In the tradition of Blue Fascination - The Art of Joan Miró and Pablo Picasso, Art of Packaging in the Imperial Qing Dynasty, Mexican Pre-Hispanic Art, Enamel Icons and other exhibitions with specialist themes, the History of Steel in Eastern Asia provides a unique perspective on five countries or geographical regions in Asia that, while similar, have their very own identities.

The development of human civilization is like a raging river. In an uninterrupted stream of creativity, our ancestors have discovered and utilized metal to change the destiny of humankind, with its development and crafting of epochal significance.

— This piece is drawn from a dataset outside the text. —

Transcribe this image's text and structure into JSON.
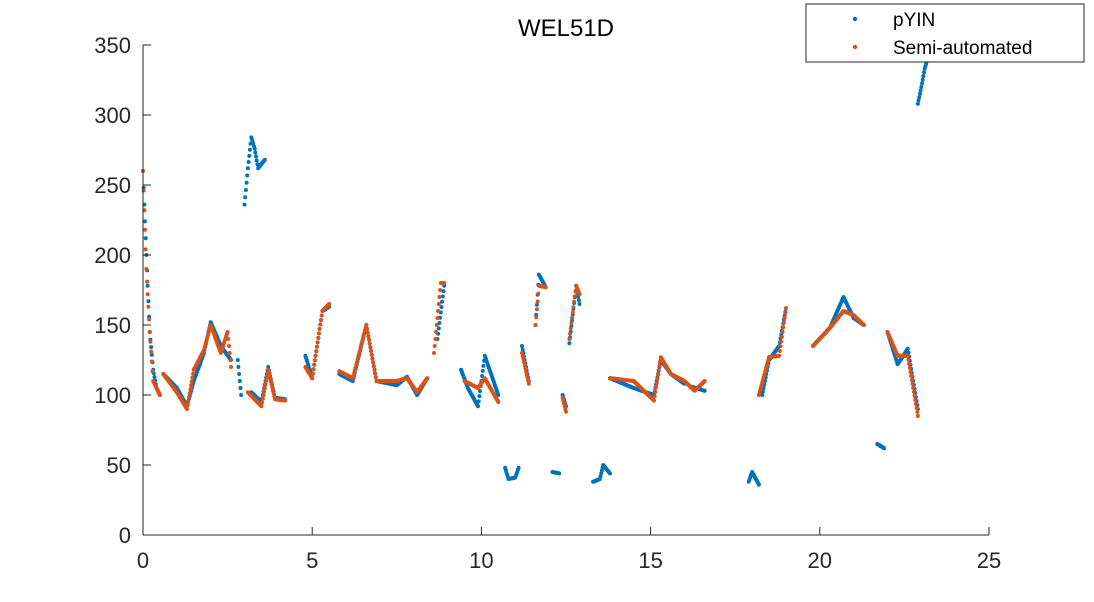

Those able to appreciate the importance of the transformation of steel, or have witnessed a sword smith at work, will readily understand how weapons, springing from the creativity of the Asian mind, remain supremely artistic objects despite being rendered obsolete in practical present day terms. Inherent in the edged weapons on display in this unique exhibition, both in theme and in scale, is the emergence, and divergence, of specific cultures, apparent through the way the weapons are both formed and decorated.

I am sure that the numerous contacts that the Macao Museum of Art has made over years of preparation will render this exhibition a very special one, not only in the presentation of edged weapons but in the understanding of their design in a time when they can be fully appreciated as historical objects of art, regardless of their state of conservation.

This exhibition could only take place through the unstinting efforts of all contributors involved, both institutions and collectors. I would like to take this opportunity, therefore, of extending my sincere thanks to the Cultural Relics Administration Bureau of Henan Province, Henan Museum, Zhengzhou Museum, The Cultural Relics and Archaeology Research Institute of Henan Province, The Museum of the Guo State of Sanmenxia, Sanmenxia Museum, The Ministry of Culture & Tourism Republic of Korea, The War Memorial of Korea, National Palace Museum of Korea, Korea Army Museum, Korea University Museum, Kyung-In Museum of Fine Art and all collectors and participants who have helped in so many ways to present this exhibition. These efforts have resulted in an exhibition of unprecedented scale, with some 280 weapons on display; in addition, the convergence of different cultures, united in their different aspects, under one roof, reveal the wisdom and inherent creativity of human beings for all to see.

It is through culture that people of different nations can understand each other and cooperate in a common cause. By bringing together different cultures, the Macao Museum of Art feels that it has contributed in a small way to the reunion of five different cultures represented by a wider spectrum of contributors.